Les conséquences liées à l’ingestion d’une pile bouton au lithium peuvent être très graves. Et pourtant leur dangerosité reste encore méconnue. Pour sensibiliser les parents mais aussi les professionnels de la petite enfance, Duracell lance en cette fin d’année une grande campagne de prévention.


Télécommandes, balances de cuisine, clés de voiture… les piles boutons au lithium sont de plus en plus utilisées dans les foyers français. Des petites piles plates attractives pour les tout-petits qui peuvent s’avérer très dangereuses (brûlures œsophagiennes, perforations…) et conduire dans les cas les plus graves au décès de l’enfant. Ainsi, chaque année, on enregistre 1200 visites à l’hôpital d’enfants de moins de 6 ans pour ingestion accidentelle d’une pile bouton au lithium. 

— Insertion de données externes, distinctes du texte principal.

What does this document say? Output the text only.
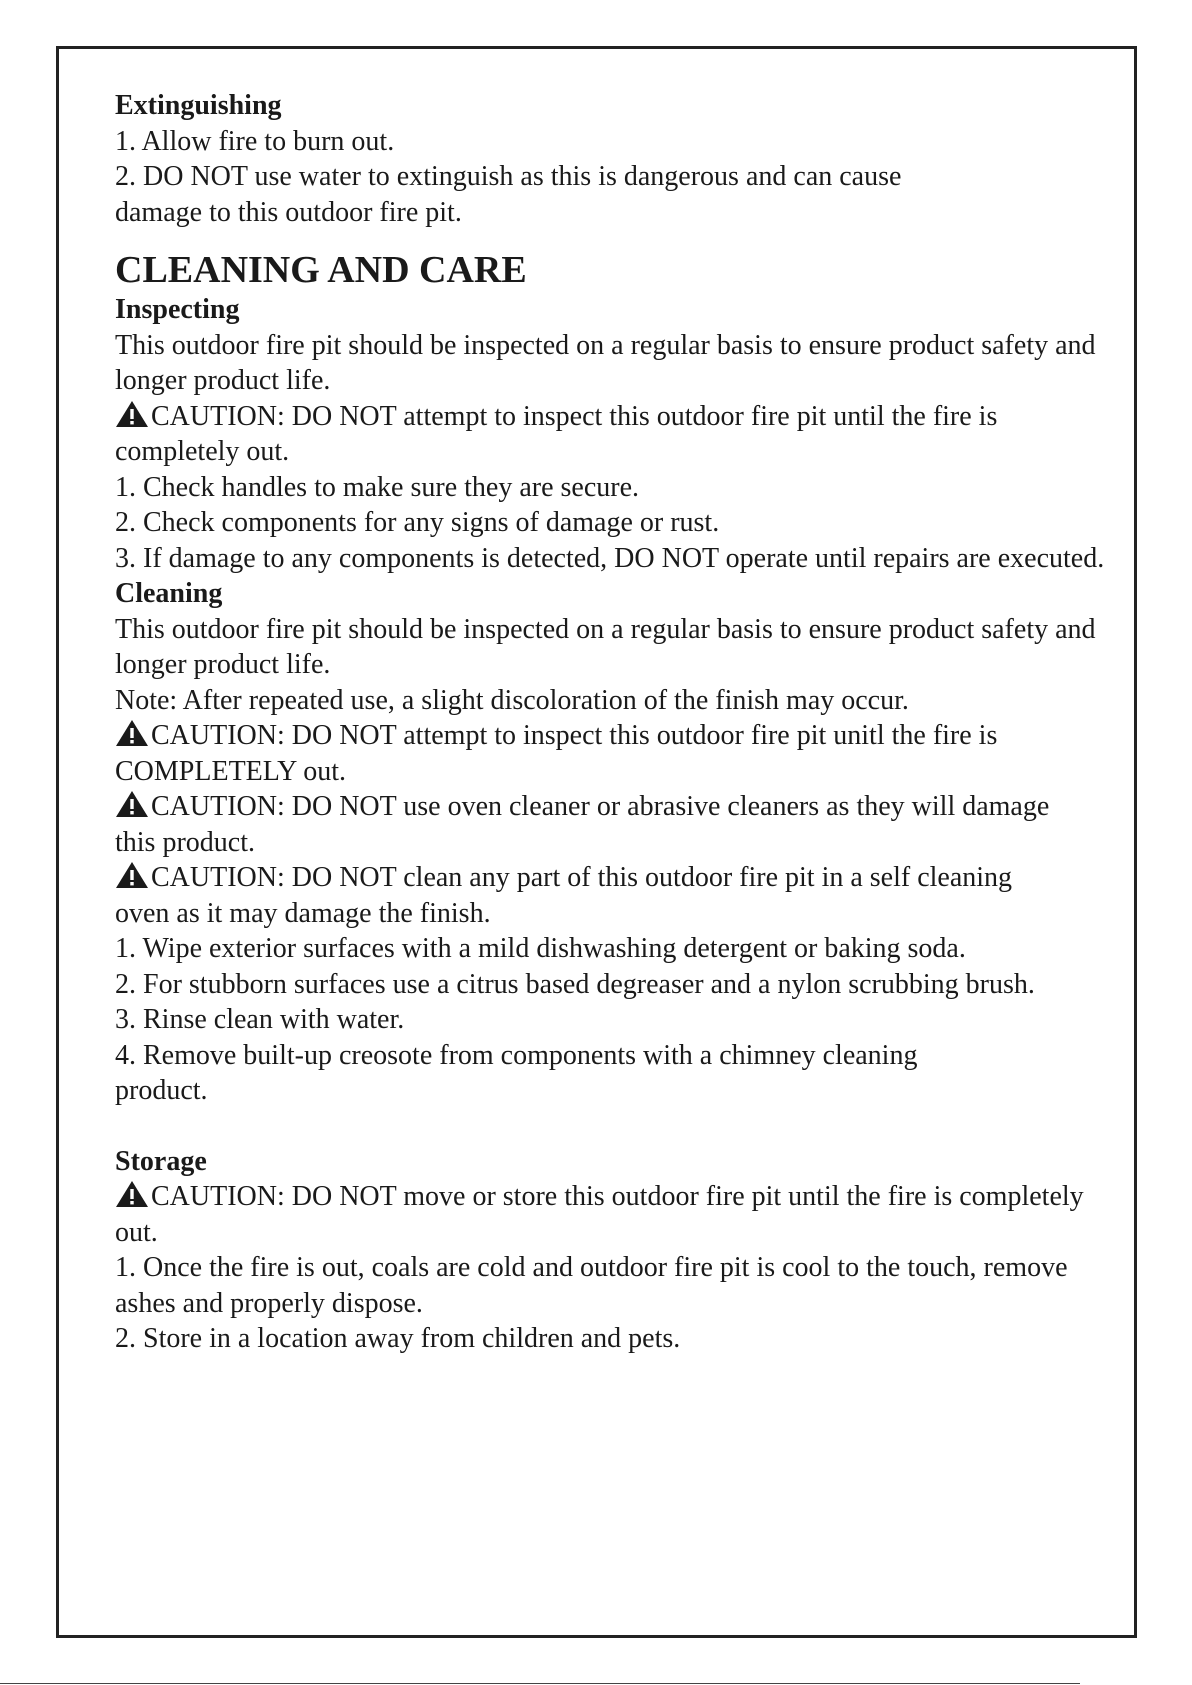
Extinguishing

1. Allow fire to burn out.

2. DO NOT use water to extinguish as this is dangerous and can cause damage to this outdoor fire pit.

CLEANING AND CARE

Inspecting

This outdoor fire pit should be inspected on a regular basis to ensure product safety and longer product life.

CAUTION: DO NOT attempt to inspect this outdoor fire pit until the fire is completely out.

1. Check handles to make sure they are secure.

2. Check components for any signs of damage or rust.

3. If damage to any components is detected, DO NOT operate until repairs are executed.

Cleaning

This outdoor fire pit should be inspected on a regular basis to ensure product safety and longer product life.

Note: After repeated use, a slight discoloration of the finish may occur.

CAUTION: DO NOT attempt to inspect this outdoor fire pit unitl the fire is COMPLETELY out.

CAUTION: DO NOT use oven cleaner or abrasive cleaners as they will damage this product.

CAUTION: DO NOT clean any part of this outdoor fire pit in a self cleaning oven as it may damage the finish.

1. Wipe exterior surfaces with a mild dishwashing detergent or baking soda.

2. For stubborn surfaces use a citrus based degreaser and a nylon scrubbing brush.

3. Rinse clean with water.

4. Remove built-up creosote from components with a chimney cleaning product.

Storage

CAUTION: DO NOT move or store this outdoor fire pit until the fire is completely out.

1. Once the fire is out, coals are cold and outdoor fire pit is cool to the touch, remove ashes and properly dispose.

2. Store in a location away from children and pets.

Ingestion d’une pile bouton au lithium : des risques méconnus

Pourtant, les chiffres le prouvent, les risques liés à leur ingestion sont peu connus. « Seulement 1% des parents français pensent à mentionner les piles boutons au lithium lorsqu’on les interroge sur les dangers domestiques possibles pouvant toucher les enfants », révèle ainsi une étude européenne menée par Duracell en partenariat avec l’European Academy of Pediatrics (EAP), auprès de 1 200 parents avec des enfants de moins de 6 ans dont 300 parents français. Et 54% des parents reconnaissent ne pas connaître les bons gestes à adopter en cas d’ingestion d’une pile bouton au lithium. 


Une grande campagne de prévention pour informer les familles et les pros de la petite enfance

Pour sensibiliser le grand public, les parents et les professionnels de la petite enfance qui accueillent chaque jour des tout-petits, Duracell lance une grande campagne de prévention « Plan sécurité enfant ». 


Concrètement, elle se décline en 4 actions :

•    Un podcast réalisé par Les Pros de la Petite Enfance, sponsorisé par Duracell avec le professeur Romain Basmaci, chef du service de pédiatrie générale et des urgences pédiatriques de l’hôpital Louis-Mourier AP-HP et membre de la Société Française de pédiatrie

•    Des flyers de prévention insérés dans 360 000 boîtes roses distribuées en maternité 

•    Une page d’informations également diffusée dans les 720 000 guides « Happy Baby de la Boite Rose ». 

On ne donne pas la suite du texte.